Il Bjp si afferma a spese del partito del Congresso nei tre Stati nord-orientali di Meghalaya, Nagaland e Tripura. Realtà piccole contrassgnate da forti presenze cristiane, dove però la politica dell’hindutva si fa strada con le campagne di «riconversione»
Non un cataclisma, a maggior ragione nella turbolenta arena politica indiana, ma sicuramente un risultato significativo per i vincitori, per i vinti e per i cristiani nei tre Stati nord-orientali di Meghalaya, Nagaland e Tripura. I primi due tradizionali feudi del Partito del Congresso che fu di Indira Gandhi e per un ventennio guidato dall’italiana di nascita Sonia Gandhi che solo due mesi fa ha lasciato la presidenza al figlio Rahul; il terzo tradizionale fortezza comunista.
La vittoria nelle elezioni di febbraio per il rinnovo dei parlamenti locali, con i risultati annunciati nei giorni scorsi, ha mostrato non solo che la proposta populista del Bharatiya Janata Party è vincente, ma anche che gli avversari non sono più credibili. E che va scomparendo ogni rapporto significativo tra voto e fede.

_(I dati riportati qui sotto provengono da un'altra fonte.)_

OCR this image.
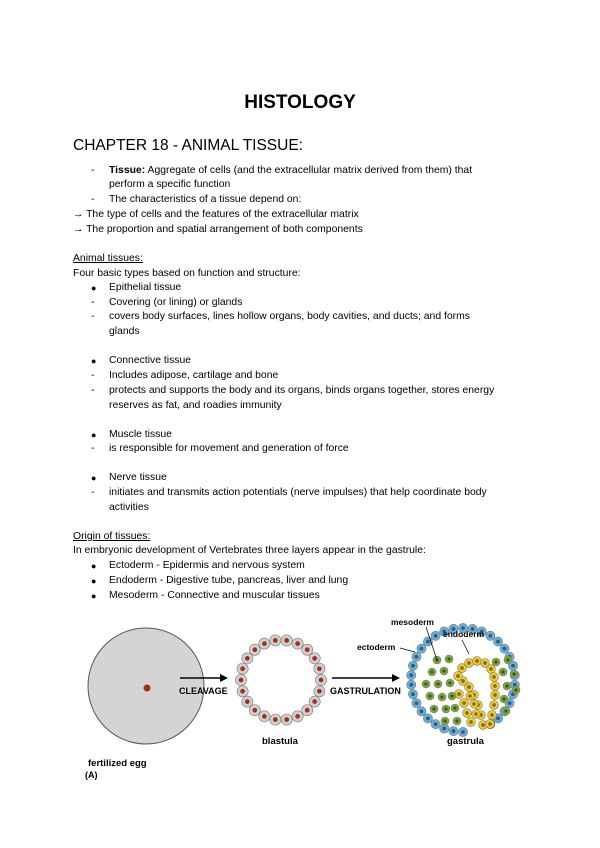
HISTOLOGY
CHAPTER 18 - ANIMAL TISSUE:
- Tissue: Aggregate of cells (and the extracellular matrix derived from them) that
perform a specific function
- The characteristics of a tissue depend on:
→ The type of cells and the features of the extracellular matrix
→ The proportion and spatial arrangement of both components
Animal tissues:
Four basic types based on function and structure:
● Epithelial tissue
- Covering (or lining) or glands
- covers body surfaces, lines hollow organs, body cavities, and ducts; and forms
glands
● Connective tissue
- Includes adipose, cartilage and bone
- protects and supports the body and its organs, binds organs together, stores energy
reserves as fat, and roadies immunity
● Muscle tissue
- is responsible for movement and generation of force
● Nerve tissue
- initiates and transmits action potentials (nerve impulses) that help coordinate body
activities
Origin of tissues:
In embryonic development of Vertebrates three layers appear in the gastrule:
● Ectoderm - Epidermis and nervous system
● Endoderm - Digestive tube, pancreas, liver and lung
● Mesoderm - Connective and muscular tissues
fertilized egg
(A)
CLEAVAGE
blastula
GASTRULATION
gastrula
mesoderm
endoderm
ectoderm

Se prima infatti il laicista Partito del Congresso raccoglieva buona parte del voto delle minoranze religiose, negli ultimi anni è il Bharatya Janata Party a accaparrarsi preferenze non solo dalla maggioranza indù della popolazione ma anche dai settori meno favoriti delle comunità musulmana e cristiana. Tra le quali la politica induista va anche facendosi strada con un’opera di riconversione consistente, basata sulla concessione per legge di benefici agli indù di bassa casta o fuoricasta ma non ai loro pari di altra fede.
Non a caso, quindi la vittoria del Bjp nel voto di inizio marzo ha avuto come protagonisti alle urne minoranze e gruppi etnici che qui come altrove sono stati in passato (e sovente sono ancora) obiettivo della propaganda anche violenta proprio degli estremisti indù che nel Bjp hanno il principale riferimento politico. Partito nei programmi e nei toni più presentabile dei movimenti radicali che propugnano un’India per soli indù senza differenziarsi però nella sostanza.
Nel Tripura, il partito che a livello nazionale esprime il premier Narendra Modi e i suoi alleati hanno vinto 43 dei 60 seggi del parlamento locale, scalzando i comunisti dopo 25 anni di potere ininterrotto.
Nel Nagaland – con l’89 per cento di battezzati sul totale della popolazione uno dei tre Stati dell’India (insieme a Mizoram e Meghalaya) dove i cristiani sono maggioritari, il Bjp ha ottenuto solo 12 voti ma in coalizione con altri partiti ha ora 31 seggi e si propone a guidare il governo locale. Con soli due seggi su 59, anche nel cattolico Meghalaya il partito che guida il governo federale dell’India e una ventina di Stati e Territori su 36 complessivi, ha chiesto che gli venga riconosciuto un qualche ruolo in un governo di coalizione che associa un partito locale e altri tre minori uniti nell’intento di chiudere le porte al Congresso, ancora partito principale ma senza più maggioranza.
Con la vittoria nel Nord-Est – vittoria relativa perché in Stati con una popolazione complessiva di appena 9 milioni di abitanti – i nazionalisti potranno ora cavalcare l’onda del voto cristiano nelle elezioni generali del prossimo anno in un altro e più importante Stato, quello meridionale del Kerala, dove il 20 per cento dei 35 milioni di abitanti è cristiano. La maggiore concentrazione di battezzati dell’India indera.